Luces y sombras de un gran protagonista de la transición


Repasar la intensa, apasionante y polémica trayectoria vital de Santiago Carrillo en la hora de su muerte es adentrarse en lo peor y lo mejor de la historia reciente de España. El joven responsable del orden público en Madrid cuando tuvo lugar en 1936, en Paracuellos del Jarama, la mayor matanza cometida en el bando republicano durante la Guerra Civil, en la que tuvo una indiscutible responsabilidad, ya que si no la ordenó al menos no la evitó, es el mismo que ya sexagenario contribuyó decisivamente a que triunfara la transición a la democracia con el menor coste de vidas posible. Su aceptación de la bandera rojigualda y de la monarquía parlamentaria fue una contribución muy importante para que triunfara aquel experimento político que entrañaba graves peligros.

Y Carrillo fue también el diputado comunista que se mantuvo impertérrito en su escaño durante el golpe de Estado del 23-F, comportándose como un valiente cuando su integridad física corría grave peligro. Significativamente tres hombres de pasado totalitario, el propio Carrillo, el antiguo secretario general del Movimiento Adolfo Suárez y el que fuera integrante de la quinta columna franquista Manuel Gutiérrez Mellado fueron los únicos que desobedecieron las órdenes de Antonio Tejero de echarse al suelo y dieron la cara por la democracia. Tres gestos inolvidables, valerosos y simbólicos que pusieron punto y final definitivo a la guerra.

Carrillo simboliza asimismo la tragedia del exilio, la división de España entre los implacables y crueles vencedores y los humillados derrotados. Casi cuarenta años tardó en regresar a su país disfrazado con su célebre peluca hasta que fue detenido por la policía.
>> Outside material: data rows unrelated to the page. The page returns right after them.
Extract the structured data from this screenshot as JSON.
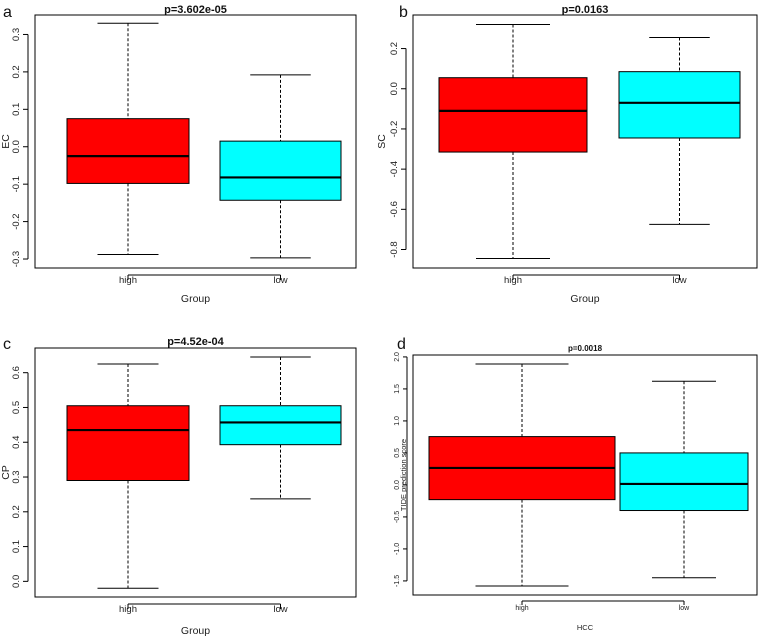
{
  "chart_data": [
    {
      "panel": "a",
      "type": "box",
      "title": "p=3.602e-05",
      "xlabel": "Group",
      "ylabel": "EC",
      "categories": [
        "high",
        "low"
      ],
      "boxes": [
        {
          "name": "high",
          "color": "#ff0000",
          "whisker_low": -0.288,
          "q1": -0.098,
          "median": -0.025,
          "q3": 0.075,
          "whisker_high": 0.33
        },
        {
          "name": "low",
          "color": "#00ffff",
          "whisker_low": -0.297,
          "q1": -0.143,
          "median": -0.082,
          "q3": 0.015,
          "whisker_high": 0.192
        }
      ],
      "yticks": [
        -0.3,
        -0.2,
        -0.1,
        0.0,
        0.1,
        0.2,
        0.3
      ],
      "ytick_labels": [
        "-0.3",
        "-0.2",
        "-0.1",
        "0.0",
        "0.1",
        "0.2",
        "0.3"
      ],
      "ylim": [
        -0.324,
        0.352
      ]
    },
    {
      "panel": "b",
      "type": "box",
      "title": "p=0.0163",
      "xlabel": "Group",
      "ylabel": "SC",
      "categories": [
        "high",
        "low"
      ],
      "boxes": [
        {
          "name": "high",
          "color": "#ff0000",
          "whisker_low": -0.845,
          "q1": -0.315,
          "median": -0.11,
          "q3": 0.055,
          "whisker_high": 0.32
        },
        {
          "name": "low",
          "color": "#00ffff",
          "whisker_low": -0.675,
          "q1": -0.245,
          "median": -0.07,
          "q3": 0.085,
          "whisker_high": 0.255
        }
      ],
      "yticks": [
        -0.8,
        -0.6,
        -0.4,
        -0.2,
        0.0,
        0.2
      ],
      "ytick_labels": [
        "-0.8",
        "-0.6",
        "-0.4",
        "-0.2",
        "0.0",
        "0.2"
      ],
      "ylim": [
        -0.892,
        0.367
      ]
    },
    {
      "panel": "c",
      "type": "box",
      "title": "p=4.52e-04",
      "xlabel": "Group",
      "ylabel": "CP",
      "categories": [
        "high",
        "low"
      ],
      "boxes": [
        {
          "name": "high",
          "color": "#ff0000",
          "whisker_low": -0.02,
          "q1": 0.29,
          "median": 0.435,
          "q3": 0.505,
          "whisker_high": 0.625
        },
        {
          "name": "low",
          "color": "#00ffff",
          "whisker_low": 0.237,
          "q1": 0.393,
          "median": 0.457,
          "q3": 0.505,
          "whisker_high": 0.645
        }
      ],
      "yticks": [
        0.0,
        0.1,
        0.2,
        0.3,
        0.4,
        0.5,
        0.6
      ],
      "ytick_labels": [
        "0.0",
        "0.1",
        "0.2",
        "0.3",
        "0.4",
        "0.5",
        "0.6"
      ],
      "ylim": [
        -0.045,
        0.671
      ]
    },
    {
      "panel": "d",
      "type": "box",
      "title": "p=0.0018",
      "xlabel": "HCC",
      "ylabel": "TIDE prediction score",
      "categories": [
        "high",
        "low"
      ],
      "boxes": [
        {
          "name": "high",
          "color": "#ff0000",
          "whisker_low": -1.58,
          "q1": -0.23,
          "median": 0.265,
          "q3": 0.755,
          "whisker_high": 1.89
        },
        {
          "name": "low",
          "color": "#00ffff",
          "whisker_low": -1.45,
          "q1": -0.4,
          "median": 0.015,
          "q3": 0.5,
          "whisker_high": 1.62
        }
      ],
      "yticks": [
        -1.5,
        -1.0,
        -0.5,
        0.0,
        0.5,
        1.0,
        1.5,
        2.0
      ],
      "ytick_labels": [
        "-1.5",
        "-1.0",
        "-0.5",
        "0.0",
        "0.5",
        "1.0",
        "1.5",
        "2.0"
      ],
      "ylim": [
        -1.72,
        2.03
      ]
    }
  ]
}
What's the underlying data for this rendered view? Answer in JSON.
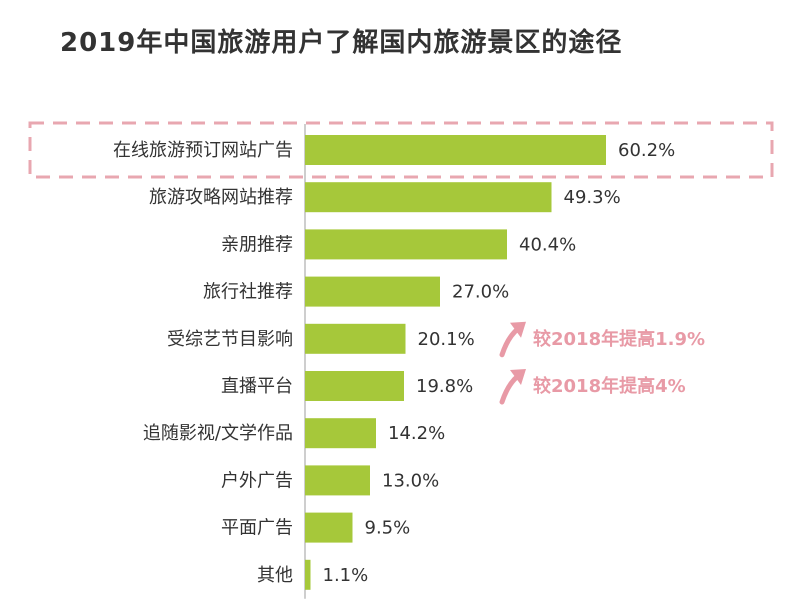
{
  "colors": {
    "bar": "#a6c83a",
    "axis": "#bdbdbd",
    "highlight_box": "#e8a7b0",
    "note": "#e89aa6"
  },
  "chart_data": {
    "type": "bar",
    "orientation": "horizontal",
    "title": "2019年中国旅游用户了解国内旅游景区的途径",
    "categories": [
      "在线旅游预订网站广告",
      "旅游攻略网站推荐",
      "亲朋推荐",
      "旅行社推荐",
      "受综艺节目影响",
      "直播平台",
      "追随影视/文学作品",
      "户外广告",
      "平面广告",
      "其他"
    ],
    "values": [
      60.2,
      49.3,
      40.4,
      27.0,
      20.1,
      19.8,
      14.2,
      13.0,
      9.5,
      1.1
    ],
    "value_labels": [
      "60.2%",
      "49.3%",
      "40.4%",
      "27.0%",
      "20.1%",
      "19.8%",
      "14.2%",
      "13.0%",
      "9.5%",
      "1.1%"
    ],
    "xlim": [
      0,
      100
    ],
    "grid": false,
    "legend": "none",
    "highlight_index": 0,
    "annotations": [
      {
        "index": 4,
        "icon": "up-arrow-icon",
        "text": "较2018年提高1.9%"
      },
      {
        "index": 5,
        "icon": "up-arrow-icon",
        "text": "较2018年提高4%"
      }
    ]
  }
}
Su evolución política también es ilustrativa de una época. Tras ser un acérrimo estalinista, se fue separando de la tutela de la URSS y llegó a criticar la invasión de Checoslovaquia en 1968. Fue también el impulsor del eurocomunismo, junto al italiano Enrico Berlinguer, que rechazaba el modelo soviético y defendía la vía democrática y pluripartidista para alcanzar el socialismo.

Lo que debería perdurar del incombustible político es su apuesta por la reconciliación, que se plasmó cuando el exministro franquista Manuel Fraga lo presentó en el Club Siglo XXI. Era la demostración palpable de que las dos Españas estaban dispuestas a convivir en un nuevo marco democrático que dejara atrás los estragos de la guerra y de la larga dictadura.